# 15th December, North Midland x-mas meet



## A3DFU (May 7, 2002)

Saturday evening is curry evening, especially at x-mas time.
Who is up for it?  [smiley=chef.gif] [smiley=cheers.gif]

We will meet for a most fantastic dinner at Barinda in Wilmslow at 7:30pm
Directions are here
http://www.multimap.com/map/browse.cgi? ... ight.y=144

So far we are
David&Julie
Ian&Adele
Simon&Sharon
Jane&Richard
Jonathan&Emma
John
Dani&Rainer
Jon&partner

I will need to book tables soon, so please let me know if you can make it 8)


----------



## mosschops (Dec 31, 2002)

Hi Dani,

Me and Emma are looking forward to this [smiley=elf.gif]

Hmmm Chicken & chips.... [smiley=chef.gif]


----------



## A3DFU (May 7, 2002)

mosschops said:


> Hi Dani,
> 
> Me and Emma are looking forward to this [smiley=elf.gif]
> 
> Hmmm Chicken & chips.... [smiley=chef.gif]


Chicken and chips for the two of you  :wink:


----------



## A3DFU (May 7, 2002)

Oh, and we may do a cruise on Sunday, 16th? Just for the Scottish contingent? *Hev, David??*


----------



## ObiWan (Sep 25, 2005)

We will be in sunny Florida........... sorry :lol: :wink:


----------



## A3DFU (May 7, 2002)

Running away from a curry Barry?  I can't believe that you can do that :roll:

Oh, for good measure, there'll be a Pennine cruise on Sunday, 16th.
But I'll start a new thread for that


----------



## ObiWan (Sep 25, 2005)

A3DFU said:


> Running away from a curry Barry?  I can't believe that you can do that :roll:
> 
> Oh, for good measure, there'll be a Pennine cruise on Sunday, 16th.
> But I'll start a new thread for that


Sorry Dani............... still prefer Florida


----------



## coTTsie (Jan 30, 2007)

could possibly make the cruise but deffo can't make the food :?


----------



## A3DFU (May 7, 2002)

coTTsie said:


> could possibly make the cruise but deffo can't make the food :?

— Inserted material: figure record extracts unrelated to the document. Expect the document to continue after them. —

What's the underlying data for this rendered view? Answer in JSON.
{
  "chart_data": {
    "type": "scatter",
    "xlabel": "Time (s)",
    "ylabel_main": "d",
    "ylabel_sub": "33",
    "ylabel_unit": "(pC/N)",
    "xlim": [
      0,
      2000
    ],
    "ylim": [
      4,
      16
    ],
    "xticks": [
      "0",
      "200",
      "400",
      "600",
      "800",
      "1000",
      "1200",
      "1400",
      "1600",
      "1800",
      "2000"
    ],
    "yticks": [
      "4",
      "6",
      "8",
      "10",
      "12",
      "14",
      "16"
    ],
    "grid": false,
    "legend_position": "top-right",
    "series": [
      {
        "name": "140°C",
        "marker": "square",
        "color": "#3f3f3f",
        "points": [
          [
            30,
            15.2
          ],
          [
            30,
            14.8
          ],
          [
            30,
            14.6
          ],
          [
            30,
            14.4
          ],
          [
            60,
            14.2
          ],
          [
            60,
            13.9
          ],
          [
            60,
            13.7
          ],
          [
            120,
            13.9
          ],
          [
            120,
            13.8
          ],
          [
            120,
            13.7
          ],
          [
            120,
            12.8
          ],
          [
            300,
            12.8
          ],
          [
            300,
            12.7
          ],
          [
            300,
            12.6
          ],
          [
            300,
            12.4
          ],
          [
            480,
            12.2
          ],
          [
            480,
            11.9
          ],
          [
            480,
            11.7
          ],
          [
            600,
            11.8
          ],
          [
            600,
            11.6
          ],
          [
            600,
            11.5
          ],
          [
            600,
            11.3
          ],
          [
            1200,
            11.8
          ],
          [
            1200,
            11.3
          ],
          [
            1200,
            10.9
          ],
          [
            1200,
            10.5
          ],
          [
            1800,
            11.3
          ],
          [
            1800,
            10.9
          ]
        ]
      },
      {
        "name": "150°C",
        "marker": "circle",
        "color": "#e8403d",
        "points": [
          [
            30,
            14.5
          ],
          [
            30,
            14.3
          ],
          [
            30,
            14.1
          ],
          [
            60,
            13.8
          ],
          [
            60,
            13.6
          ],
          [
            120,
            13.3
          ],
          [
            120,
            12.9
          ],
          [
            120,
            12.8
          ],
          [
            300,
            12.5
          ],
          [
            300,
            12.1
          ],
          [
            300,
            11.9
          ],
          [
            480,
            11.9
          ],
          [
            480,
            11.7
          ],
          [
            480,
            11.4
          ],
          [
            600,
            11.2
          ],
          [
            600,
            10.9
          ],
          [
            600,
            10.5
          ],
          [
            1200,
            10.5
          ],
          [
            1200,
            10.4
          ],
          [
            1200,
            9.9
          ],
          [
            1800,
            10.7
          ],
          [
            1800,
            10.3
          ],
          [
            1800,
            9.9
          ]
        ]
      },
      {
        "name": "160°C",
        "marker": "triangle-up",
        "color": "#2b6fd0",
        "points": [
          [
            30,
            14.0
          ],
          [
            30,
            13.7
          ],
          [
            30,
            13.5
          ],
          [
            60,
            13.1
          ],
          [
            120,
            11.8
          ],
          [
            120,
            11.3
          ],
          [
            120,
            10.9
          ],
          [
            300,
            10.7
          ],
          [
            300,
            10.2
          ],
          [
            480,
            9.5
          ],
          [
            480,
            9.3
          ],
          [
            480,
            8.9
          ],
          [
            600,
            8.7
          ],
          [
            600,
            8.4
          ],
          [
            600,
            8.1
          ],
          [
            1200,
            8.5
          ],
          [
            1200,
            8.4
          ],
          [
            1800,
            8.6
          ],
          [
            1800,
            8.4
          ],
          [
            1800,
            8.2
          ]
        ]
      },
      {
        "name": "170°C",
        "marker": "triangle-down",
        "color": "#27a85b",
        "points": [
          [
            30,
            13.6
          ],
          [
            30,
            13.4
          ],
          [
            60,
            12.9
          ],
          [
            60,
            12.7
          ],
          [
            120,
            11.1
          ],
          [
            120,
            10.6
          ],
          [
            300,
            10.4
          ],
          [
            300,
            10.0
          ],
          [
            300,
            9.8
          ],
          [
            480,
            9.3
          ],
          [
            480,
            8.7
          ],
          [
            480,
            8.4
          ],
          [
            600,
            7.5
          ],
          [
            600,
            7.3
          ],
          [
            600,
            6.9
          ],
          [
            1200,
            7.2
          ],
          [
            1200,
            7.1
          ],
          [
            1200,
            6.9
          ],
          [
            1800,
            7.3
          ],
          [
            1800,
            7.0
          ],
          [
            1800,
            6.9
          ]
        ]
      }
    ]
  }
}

Don't you enjoy Indian food then  You need to persuade your other half to come and join us


----------



## coTTsie (Jan 30, 2007)

its not that, she's out on a crimbo works do that night :?


----------



## A3DFU (May 7, 2002)

coTTsie said:


> its not that, she's out on a crimbo works do that night :?

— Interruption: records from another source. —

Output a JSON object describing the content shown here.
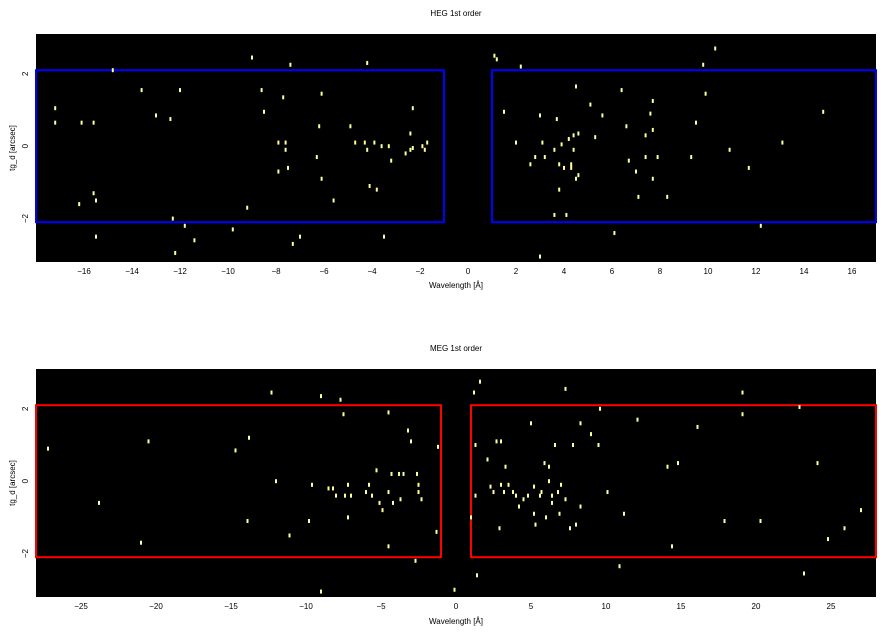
{
  "chart_data": [
    {
      "type": "scatter",
      "title": "HEG 1st order",
      "xlabel": "Wavelength [Å]",
      "ylabel": "tg_d [arcsec]",
      "xlim": [
        -18,
        17
      ],
      "ylim": [
        -3.2,
        3.1
      ],
      "xticks": [
        "−16",
        "−14",
        "−12",
        "−10",
        "−8",
        "−6",
        "−4",
        "−2",
        "0",
        "2",
        "4",
        "6",
        "8",
        "10",
        "12",
        "14",
        "16"
      ],
      "xtick_values": [
        -16,
        -14,
        -12,
        -10,
        -8,
        -6,
        -4,
        -2,
        0,
        2,
        4,
        6,
        8,
        10,
        12,
        14,
        16
      ],
      "yticks": [
        "−2",
        "0",
        "2"
      ],
      "ytick_values": [
        -2,
        0,
        2
      ],
      "background": "#000000",
      "point_color": "#ffff99",
      "box_color": "#0000ff",
      "regions": [
        {
          "x": [
            -18.2,
            -1.0
          ],
          "y": [
            -2.1,
            2.1
          ]
        },
        {
          "x": [
            1.0,
            17.2
          ],
          "y": [
            -2.1,
            2.1
          ]
        }
      ],
      "points": [
        [
          -17.2,
          1.05
        ],
        [
          -17.2,
          0.65
        ],
        [
          -16.2,
          -1.6
        ],
        [
          -16.1,
          0.65
        ],
        [
          -15.6,
          0.65
        ],
        [
          -15.6,
          -1.3
        ],
        [
          -15.5,
          -1.5
        ],
        [
          -15.5,
          -2.5
        ],
        [
          -14.8,
          2.1
        ],
        [
          -13.6,
          1.55
        ],
        [
          -13.0,
          0.85
        ],
        [
          -12.4,
          0.75
        ],
        [
          -12.3,
          -2.0
        ],
        [
          -12.2,
          -2.95
        ],
        [
          -12.0,
          1.55
        ],
        [
          -11.8,
          -2.2
        ],
        [
          -11.4,
          -2.6
        ],
        [
          -9.8,
          -2.3
        ],
        [
          -9.2,
          -1.7
        ],
        [
          -9.0,
          2.45
        ],
        [
          -8.6,
          1.55
        ],
        [
          -8.5,
          0.95
        ],
        [
          -7.9,
          0.1
        ],
        [
          -7.9,
          -0.7
        ],
        [
          -7.7,
          1.35
        ],
        [
          -7.6,
          0.1
        ],
        [
          -7.6,
          -0.1
        ],
        [
          -7.5,
          -0.6
        ],
        [
          -7.4,
          2.25
        ],
        [
          -7.3,
          -2.7
        ],
        [
          -7.0,
          -2.5
        ],
        [
          -6.3,
          -0.3
        ],
        [
          -6.2,
          0.55
        ],
        [
          -6.1,
          -0.9
        ],
        [
          -6.1,
          1.45
        ],
        [
          -5.6,
          -1.5
        ],
        [
          -4.9,
          0.55
        ],
        [
          -4.7,
          0.1
        ],
        [
          -4.3,
          0.1
        ],
        [
          -4.2,
          2.3
        ],
        [
          -4.2,
          -0.1
        ],
        [
          -4.1,
          -1.1
        ],
        [
          -3.9,
          0.1
        ],
        [
          -3.8,
          -1.2
        ],
        [
          -3.6,
          0.0
        ],
        [
          -3.5,
          -2.5
        ],
        [
          -3.3,
          0.0
        ],
        [
          -3.2,
          -0.4
        ],
        [
          -2.6,
          -0.2
        ],
        [
          -2.4,
          0.35
        ],
        [
          -2.4,
          -0.1
        ],
        [
          -2.3,
          -0.05
        ],
        [
          -2.3,
          1.05
        ],
        [
          -1.9,
          0.0
        ],
        [
          -1.8,
          -0.1
        ],
        [
          -1.7,
          0.1
        ],
        [
          1.1,
          2.5
        ],
        [
          1.2,
          2.4
        ],
        [
          1.5,
          0.95
        ],
        [
          2.0,
          0.1
        ],
        [
          2.2,
          2.2
        ],
        [
          2.6,
          -0.5
        ],
        [
          2.8,
          -0.3
        ],
        [
          3.0,
          -3.05
        ],
        [
          3.0,
          0.85
        ],
        [
          3.1,
          0.1
        ],
        [
          3.2,
          -0.3
        ],
        [
          3.6,
          -0.1
        ],
        [
          3.6,
          -1.9
        ],
        [
          3.7,
          0.75
        ],
        [
          3.8,
          -1.2
        ],
        [
          3.8,
          -0.5
        ],
        [
          3.9,
          0.05
        ],
        [
          4.0,
          -0.6
        ],
        [
          4.1,
          -1.9
        ],
        [
          4.2,
          0.2
        ],
        [
          4.3,
          -0.6
        ],
        [
          4.3,
          -0.5
        ],
        [
          4.4,
          0.3
        ],
        [
          4.4,
          -0.1
        ],
        [
          4.5,
          1.65
        ],
        [
          4.5,
          -0.9
        ],
        [
          4.6,
          0.35
        ],
        [
          4.6,
          -0.8
        ],
        [
          5.1,
          1.15
        ],
        [
          5.3,
          0.25
        ],
        [
          5.6,
          0.85
        ],
        [
          6.1,
          -2.4
        ],
        [
          6.4,
          1.55
        ],
        [
          6.6,
          0.55
        ],
        [
          6.7,
          -0.4
        ],
        [
          7.0,
          -0.7
        ],
        [
          7.1,
          -1.4
        ],
        [
          7.4,
          0.3
        ],
        [
          7.4,
          -0.3
        ],
        [
          7.6,
          0.9
        ],
        [
          7.7,
          1.25
        ],
        [
          7.7,
          0.45
        ],
        [
          7.7,
          -0.9
        ],
        [
          7.9,
          -0.3
        ],
        [
          8.3,
          -1.4
        ],
        [
          9.3,
          -0.3
        ],
        [
          9.5,
          0.65
        ],
        [
          9.8,
          2.25
        ],
        [
          9.9,
          1.45
        ],
        [
          10.3,
          2.7
        ],
        [
          10.9,
          -0.1
        ],
        [
          11.7,
          -0.6
        ],
        [
          12.2,
          -2.2
        ],
        [
          13.1,
          0.1
        ],
        [
          14.8,
          0.95
        ]
      ]
    },
    {
      "type": "scatter",
      "title": "MEG 1st order",
      "xlabel": "Wavelength [Å]",
      "ylabel": "tg_d [arcsec]",
      "xlim": [
        -28,
        28
      ],
      "ylim": [
        -3.2,
        3.1
      ],
      "xticks": [
        "−25",
        "−20",
        "−15",
        "−10",
        "−5",
        "0",
        "5",
        "10",
        "15",
        "20",
        "25"
      ],
      "xtick_values": [
        -25,
        -20,
        -15,
        -10,
        -5,
        0,
        5,
        10,
        15,
        20,
        25
      ],
      "yticks": [
        "−2",
        "0",
        "2"
      ],
      "ytick_values": [
        -2,
        0,
        2
      ],
      "background": "#000000",
      "point_color": "#ffff99",
      "box_color": "#ff0000",
      "regions": [
        {
          "x": [
            -28.3,
            -1.0
          ],
          "y": [
            -2.1,
            2.1
          ]
        },
        {
          "x": [
            1.0,
            28.3
          ],
          "y": [
            -2.1,
            2.1
          ]
        }
      ],
      "points": [
        [
          -27.2,
          0.9
        ],
        [
          -23.8,
          -0.6
        ],
        [
          -21.0,
          -1.7
        ],
        [
          -20.5,
          1.1
        ],
        [
          -14.7,
          0.85
        ],
        [
          -13.9,
          -1.1
        ],
        [
          -13.8,
          1.2
        ],
        [
          -12.3,
          2.45
        ],
        [
          -12.0,
          -0.0
        ],
        [
          -11.1,
          -1.5
        ],
        [
          -9.8,
          -1.1
        ],
        [
          -9.6,
          -0.1
        ],
        [
          -9.0,
          2.35
        ],
        [
          -8.5,
          -0.2
        ],
        [
          -8.2,
          -0.2
        ],
        [
          -8.0,
          -0.4
        ],
        [
          -7.7,
          2.25
        ],
        [
          -7.5,
          1.85
        ],
        [
          -7.4,
          -0.4
        ],
        [
          -7.2,
          -1.0
        ],
        [
          -7.2,
          -0.1
        ],
        [
          -7.0,
          -0.4
        ],
        [
          -6.0,
          -0.3
        ],
        [
          -5.8,
          -0.1
        ],
        [
          -5.6,
          -0.4
        ],
        [
          -5.3,
          0.3
        ],
        [
          -5.1,
          -0.6
        ],
        [
          -4.9,
          -0.8
        ],
        [
          -4.5,
          1.9
        ],
        [
          -4.5,
          -1.8
        ],
        [
          -4.5,
          -0.3
        ],
        [
          -4.3,
          0.2
        ],
        [
          -4.2,
          -0.6
        ],
        [
          -3.8,
          0.2
        ],
        [
          -3.7,
          -0.5
        ],
        [
          -3.5,
          0.2
        ],
        [
          -3.2,
          1.4
        ],
        [
          -3.0,
          1.1
        ],
        [
          -2.7,
          -2.2
        ],
        [
          -2.6,
          0.2
        ],
        [
          -2.5,
          -0.1
        ],
        [
          -2.5,
          -0.3
        ],
        [
          -2.3,
          -0.5
        ],
        [
          -1.3,
          -1.4
        ],
        [
          -1.2,
          0.95
        ],
        [
          -9.0,
          -3.05
        ],
        [
          1.0,
          -1.0
        ],
        [
          1.2,
          2.45
        ],
        [
          1.3,
          -0.4
        ],
        [
          1.3,
          1.0
        ],
        [
          1.6,
          2.75
        ],
        [
          2.1,
          0.6
        ],
        [
          2.3,
          -0.15
        ],
        [
          2.5,
          -0.3
        ],
        [
          2.7,
          1.1
        ],
        [
          3.0,
          -0.1
        ],
        [
          3.2,
          -0.3
        ],
        [
          3.3,
          0.4
        ],
        [
          3.5,
          -0.1
        ],
        [
          3.8,
          -0.3
        ],
        [
          4.0,
          -0.4
        ],
        [
          4.2,
          -0.7
        ],
        [
          4.5,
          -0.5
        ],
        [
          4.8,
          -0.4
        ],
        [
          5.0,
          1.6
        ],
        [
          5.2,
          -0.15
        ],
        [
          5.2,
          -0.9
        ],
        [
          5.6,
          -0.4
        ],
        [
          5.7,
          -0.3
        ],
        [
          5.9,
          0.5
        ],
        [
          6.0,
          -1.0
        ],
        [
          6.2,
          0.0
        ],
        [
          6.2,
          0.4
        ],
        [
          6.4,
          -0.4
        ],
        [
          6.4,
          -0.6
        ],
        [
          6.6,
          1.0
        ],
        [
          6.8,
          -0.3
        ],
        [
          6.9,
          -0.9
        ],
        [
          7.0,
          -0.1
        ],
        [
          7.3,
          2.55
        ],
        [
          7.3,
          -0.5
        ],
        [
          7.6,
          -1.3
        ],
        [
          7.8,
          1.0
        ],
        [
          8.0,
          -1.2
        ],
        [
          8.3,
          1.6
        ],
        [
          8.3,
          -0.7
        ],
        [
          9.0,
          1.3
        ],
        [
          9.5,
          1.0
        ],
        [
          9.6,
          2.0
        ],
        [
          10.1,
          -0.3
        ],
        [
          10.9,
          -2.35
        ],
        [
          11.2,
          -0.9
        ],
        [
          12.1,
          1.7
        ],
        [
          14.1,
          0.4
        ],
        [
          14.4,
          -1.8
        ],
        [
          14.8,
          0.5
        ],
        [
          16.1,
          1.5
        ],
        [
          17.9,
          -1.1
        ],
        [
          19.1,
          2.45
        ],
        [
          19.1,
          1.85
        ],
        [
          20.3,
          -1.1
        ],
        [
          22.9,
          2.05
        ],
        [
          23.2,
          -2.55
        ],
        [
          24.1,
          0.5
        ],
        [
          24.8,
          -1.6
        ],
        [
          25.9,
          -1.3
        ],
        [
          27.0,
          -0.8
        ],
        [
          5.3,
          -1.2
        ],
        [
          2.9,
          -1.3
        ],
        [
          -0.1,
          -3.0
        ],
        [
          1.4,
          -2.6
        ],
        [
          3.0,
          1.1
        ]
      ]
    }
  ]
}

O.K. So *you* come to *our* x-mas do 

Btw, pre dinner coffees are at my house as usual [smiley=chef.gif]


----------



## A3DFU (May 7, 2002)

Right, I need to book soon. Like next Friday.

So who else is up for this [smiley=chef.gif] [smiley=cheers.gif]


----------



## John-H (Jul 13, 2005)

Well, I can make the curry and the cruise  Woohoo!


----------



## A3DFU (May 7, 2002)

John-H said:


> Well, I can make the curry and the cruise  Woohoo!


Oh, yes, cruise. I suppose I had better start thinking and posting :roll:


----------



## John-H (Jul 13, 2005)

ObiWan said:


> A3DFU said:
> 
> 
> > Running away from a curry Barry?  I can't believe that you can do that :roll:
> ...


Florida :roll: . What an excuse!


----------



## A3DFU (May 7, 2002)

So can everyone coming 
please post now [smiley=weneedyou.gif]


----------



## Godzilla (Feb 20, 2007)

Thanks for adding me to the list Dani, but wife is a bit premature  :lol: :roll:


----------



## A3DFU (May 7, 2002)

Godzilla said:


> Thanks for adding me to the list Dani, but wife is a bit premature  :lol: :roll:


Hence the :?: .... :?: :lol: 
 partner in that case 

And I have now corrected it :wink:


----------



## A3DFU (May 7, 2002)

Thanks all for coming. I hope you enjoyed the curry as much as I did 

This e-mail just came through from Simon
_Hi Dani,

Thanks for a great night out,we both enjoyed it very much, please thank everyone for there donations and doing the collection for me, I was very happy with the response, all the very best for Christmas, Take Care, Simon & Sharon._

Remember, the fire service will do a full day of collecting for the officer who died in line of duty on 29th December in Macclesfield in front of the Town Hall. I know I'll be there 8)


----------